Auteur : Jean Celeyrette

 

[Anonyme,] De sex inconvenientibus. Traité anonyme de philosophie naturelle du XIVe siècle, édité par Sabine Rommevaux-Tani, Paris, Vrin, « Textes philosophiques du Moyen Âge » XXVI, 2022.

Le traité anonyme De sex inconvenientibus dont Sabine Rommevaux-Tani (par la suite S. R-T) nous propose la première édition critique est connu depuis longtemps. Pierre Duhem et après lui les médiévistes les plus célèbres, comme Anneliese Maier, Marshall Clagett, John Murdoch, Edith Sylla, l’ont cité. Plus récemment il a fait l’objet de plusieurs études, notamment par S. R-T elle-même. Sa tradition manuscrite est riche : sept manuscrits médiévaux et une édition de la Renaissance sont identifiés. De plus, la critique a remarqué que le traité était cité par Dumbleton et que certains de ses passages semblaient repris dans la question sur la vision de Nicolas d’Autrécourt. Tout cela justifie pleinement qu’une édition critique moderne soit réalisée.

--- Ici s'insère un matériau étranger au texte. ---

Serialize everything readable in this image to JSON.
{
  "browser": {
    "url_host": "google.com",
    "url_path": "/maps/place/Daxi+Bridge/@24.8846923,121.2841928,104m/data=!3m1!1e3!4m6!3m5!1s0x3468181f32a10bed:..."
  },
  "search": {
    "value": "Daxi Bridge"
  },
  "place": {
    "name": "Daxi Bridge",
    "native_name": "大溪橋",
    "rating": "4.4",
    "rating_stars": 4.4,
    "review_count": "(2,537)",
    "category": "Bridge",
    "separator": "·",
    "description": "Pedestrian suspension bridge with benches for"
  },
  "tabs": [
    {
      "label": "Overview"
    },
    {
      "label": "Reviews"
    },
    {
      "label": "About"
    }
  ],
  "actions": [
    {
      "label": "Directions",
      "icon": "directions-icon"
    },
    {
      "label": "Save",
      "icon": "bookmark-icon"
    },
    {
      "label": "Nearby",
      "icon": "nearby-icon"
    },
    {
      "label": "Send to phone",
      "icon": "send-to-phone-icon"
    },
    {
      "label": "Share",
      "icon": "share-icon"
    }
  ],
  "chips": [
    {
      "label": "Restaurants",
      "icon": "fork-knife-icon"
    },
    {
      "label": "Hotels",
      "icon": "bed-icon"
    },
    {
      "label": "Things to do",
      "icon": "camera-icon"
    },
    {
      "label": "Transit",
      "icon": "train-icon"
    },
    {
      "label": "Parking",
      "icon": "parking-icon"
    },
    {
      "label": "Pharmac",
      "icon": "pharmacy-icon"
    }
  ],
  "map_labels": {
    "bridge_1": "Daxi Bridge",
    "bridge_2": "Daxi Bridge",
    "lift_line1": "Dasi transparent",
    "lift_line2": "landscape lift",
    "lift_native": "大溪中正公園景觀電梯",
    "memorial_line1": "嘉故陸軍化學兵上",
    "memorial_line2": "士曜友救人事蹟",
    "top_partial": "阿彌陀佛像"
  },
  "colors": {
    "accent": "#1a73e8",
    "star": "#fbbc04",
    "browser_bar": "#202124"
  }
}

Dans l’ouvrage ici examiné, S. R-T fait précéder l’édition proprement dite d’une riche introduction. Elle commence par faire le point sur l’origine du traité et sa datation en réexaminant les diverses hypothèses avancées par la critique, et elle en confirme l’origine oxonienne à une date comprise entre 1335 et 1339. Toutefois elle n’écarte pas la possibilité d’une rédaction à Paris par un maître ou un étudiant venu d’Oxford.

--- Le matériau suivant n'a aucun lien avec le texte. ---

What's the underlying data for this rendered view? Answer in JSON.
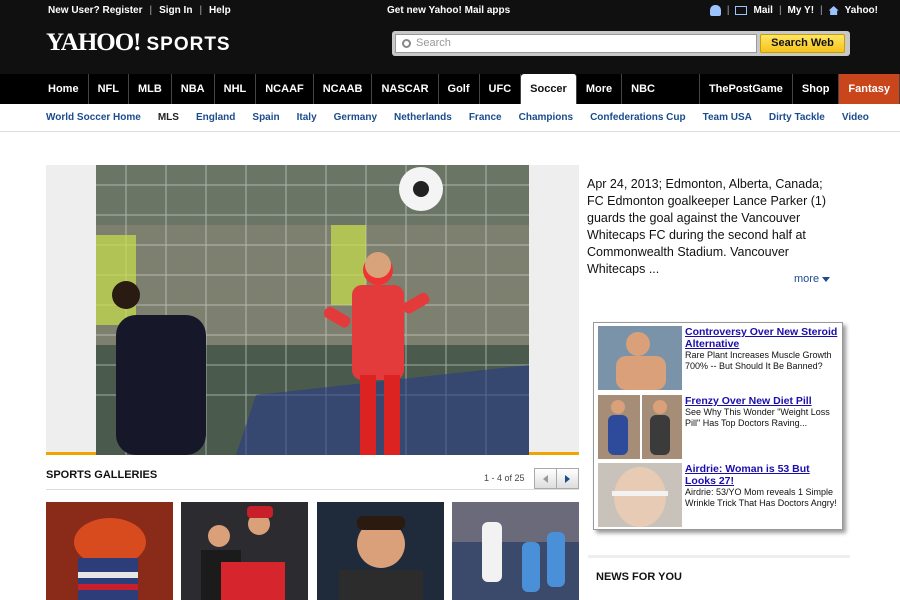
{
  "header": {
    "new_user": "New User?",
    "register": "Register",
    "sign_in": "Sign In",
    "help": "Help",
    "mail_apps": "Get new Yahoo! Mail apps",
    "mail": "Mail",
    "my_y": "My Y!",
    "yahoo": "Yahoo!",
    "logo_yahoo": "YAHOO!",
    "logo_sports": "SPORTS",
    "search_placeholder": "Search",
    "search_button": "Search Web"
  },
  "nav": {
    "items": [
      "Home",
      "NFL",
      "MLB",
      "NBA",
      "NHL",
      "NCAAF",
      "NCAAB",
      "NASCAR",
      "Golf",
      "UFC",
      "Soccer",
      "More",
      "NBC Sports",
      "ThePostGame",
      "Shop",
      "Fantasy"
    ],
    "active": "Soccer"
  },
  "subnav": {
    "items": [
      "World Soccer Home",
      "MLS",
      "England",
      "Spain",
      "Italy",
      "Germany",
      "Netherlands",
      "France",
      "Champions",
      "Confederations Cup",
      "Team USA",
      "Dirty Tackle",
      "Video"
    ],
    "active": "MLS"
  },
  "hero": {
    "caption": "Apr 24, 2013; Edmonton, Alberta, Canada; FC Edmonton goalkeeper Lance Parker (1) guards the goal against the Vancouver Whitecaps FC during the second half at Commonwealth Stadium. Vancouver Whitecaps ...",
    "more": "more"
  },
  "ads": [
    {
      "title": "Controversy Over New Steroid Alternative",
      "body": "Rare Plant Increases Muscle Growth 700% -- But Should It Be Banned?"
    },
    {
      "title": "Frenzy Over New Diet Pill",
      "body": "See Why This Wonder \"Weight Loss Pill\" Has Top Doctors Raving..."
    },
    {
      "title": "Airdrie: Woman is 53 But Looks 27!",
      "body": "Airdrie: 53/YO Mom reveals 1 Simple Wrinkle Trick That Has Doctors Angry!"
    }
  ],
  "galleries": {
    "title": "SPORTS GALLERIES",
    "count": "1 - 4 of 25"
  },
  "news": {
    "title": "NEWS FOR YOU"
  },
  "colors": {
    "header_bg": "#101010",
    "link_blue": "#1b4c8e",
    "fantasy": "#c9451b",
    "accent_gold": "#f0a400"
  }
}
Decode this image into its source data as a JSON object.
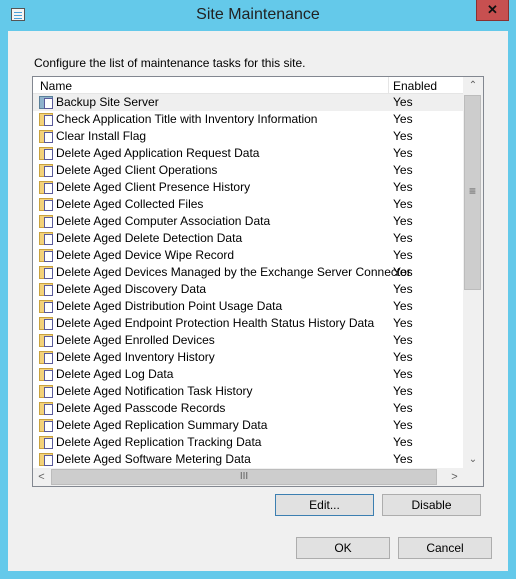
{
  "window": {
    "title": "Site Maintenance",
    "close_label": "✕"
  },
  "instruction": "Configure the list of maintenance tasks for this site.",
  "columns": {
    "name": "Name",
    "enabled": "Enabled"
  },
  "tasks": [
    {
      "name": "Backup Site Server",
      "enabled": "Yes",
      "icon": "server-icon"
    },
    {
      "name": "Check Application Title with Inventory Information",
      "enabled": "Yes",
      "icon": "folder-icon"
    },
    {
      "name": "Clear Install Flag",
      "enabled": "Yes",
      "icon": "folder-icon"
    },
    {
      "name": "Delete Aged Application Request Data",
      "enabled": "Yes",
      "icon": "folder-icon"
    },
    {
      "name": "Delete Aged Client Operations",
      "enabled": "Yes",
      "icon": "folder-icon"
    },
    {
      "name": "Delete Aged Client Presence History",
      "enabled": "Yes",
      "icon": "folder-icon"
    },
    {
      "name": "Delete Aged Collected Files",
      "enabled": "Yes",
      "icon": "folder-icon"
    },
    {
      "name": "Delete Aged Computer Association Data",
      "enabled": "Yes",
      "icon": "folder-icon"
    },
    {
      "name": "Delete Aged Delete Detection Data",
      "enabled": "Yes",
      "icon": "folder-icon"
    },
    {
      "name": "Delete Aged Device Wipe Record",
      "enabled": "Yes",
      "icon": "folder-icon"
    },
    {
      "name": "Delete Aged Devices Managed by the Exchange Server Connector",
      "enabled": "Yes",
      "icon": "folder-icon"
    },
    {
      "name": "Delete Aged Discovery Data",
      "enabled": "Yes",
      "icon": "folder-icon"
    },
    {
      "name": "Delete Aged Distribution Point Usage Data",
      "enabled": "Yes",
      "icon": "folder-icon"
    },
    {
      "name": "Delete Aged Endpoint Protection Health Status History Data",
      "enabled": "Yes",
      "icon": "folder-icon"
    },
    {
      "name": "Delete Aged Enrolled Devices",
      "enabled": "Yes",
      "icon": "folder-icon"
    },
    {
      "name": "Delete Aged Inventory History",
      "enabled": "Yes",
      "icon": "folder-icon"
    },
    {
      "name": "Delete Aged Log Data",
      "enabled": "Yes",
      "icon": "folder-icon"
    },
    {
      "name": "Delete Aged Notification Task History",
      "enabled": "Yes",
      "icon": "folder-icon"
    },
    {
      "name": "Delete Aged Passcode Records",
      "enabled": "Yes",
      "icon": "folder-icon"
    },
    {
      "name": "Delete Aged Replication Summary Data",
      "enabled": "Yes",
      "icon": "folder-icon"
    },
    {
      "name": "Delete Aged Replication Tracking Data",
      "enabled": "Yes",
      "icon": "folder-icon"
    },
    {
      "name": "Delete Aged Software Metering Data",
      "enabled": "Yes",
      "icon": "folder-icon"
    }
  ],
  "buttons": {
    "edit": "Edit...",
    "disable": "Disable",
    "ok": "OK",
    "cancel": "Cancel"
  },
  "colors": {
    "frame": "#64c9ea",
    "close": "#c75050"
  }
}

  1. R-T présente ensuite la structure du traité qui est remarquable. Celui-ci est composé de quatre questions principales, chacune d’elles étant suivie de trois articles qui s’y rattachent. Les questions principales portent sur le mode de détermination de la rapidité des mouvements des différents genres : du mouvement de génération des formes élémentaires, de celui d’altération, de celui d’augmentation, enfin du mouvement local. Pour chacune de ces questions l’auteur discute trois positions, la troisième étant celle à laquelle il se rallie. Dans la discussion de chacune des positions sont donnés six inconvénients qui sont censés en découler, à l’exception de la quatrième question, celle sur le mouvement local, où l’auteur donne trois séries de six inconvénients à la troisième position, celle qui correspond à la loi de Bradwardine, mais ne discute pas les deux autres positions qu’il juge suffisamment réfutées par Thomas Bradwardine. Enfin, pour chacun des articles rattachés aux questions principales l’auteur propose là encore six inconvénients qui découleraient d’une réponse opposée à celle qu’il retient. S. R-T résume tout ceci brièvement par la formule « le traité est structuré autour de questions avec des séries de six inconvénients, d’où son titre ».

Après cette présentation elle nous donne une analyse détaillée des argumentations mises en œuvre, et notamment des inconvénients.

Elle note d’abord que la première question principale n’est pas classique, le mouvement de génération d’une forme élémentaire étant habituellement envisagé dans le cadre général du mouvement d’altération. Il est alors remarquable que les positions adoptées par l’auteur dans les deux cas ne soient pas tout à fait semblables. En présentant cette première question, S. R-T, pour en faire mieux comprendre l’argumentation, a pris le parti d’utiliser la représentation géométrique des latitudes des formes imaginée par Nicole Oresme, bien qu’il n’en soit nulle part fait mention dans le traité. C’est le seul cas où S. R-T s’autorise à s’éloigner du texte, ce qu’elle explique par le caractère exceptionnellement confus de la rédaction à cet endroit. Ailleurs elle lui reste fidèle, tout en en notant les éventuelles ambiguïtés et maladresses. Les trois articles qui suivent la première question principale discutent les questions du lieu engendré lors de la génération d’une forme, de la génération des couleurs intermédiaires à partir des couleurs extrêmes, puis de celle des qualités premières par les corps célestes au moyen de la lumière. Toutes ces questions proviennent de diverses autorités dont les références, implicites ou explicites, sont données avec précision.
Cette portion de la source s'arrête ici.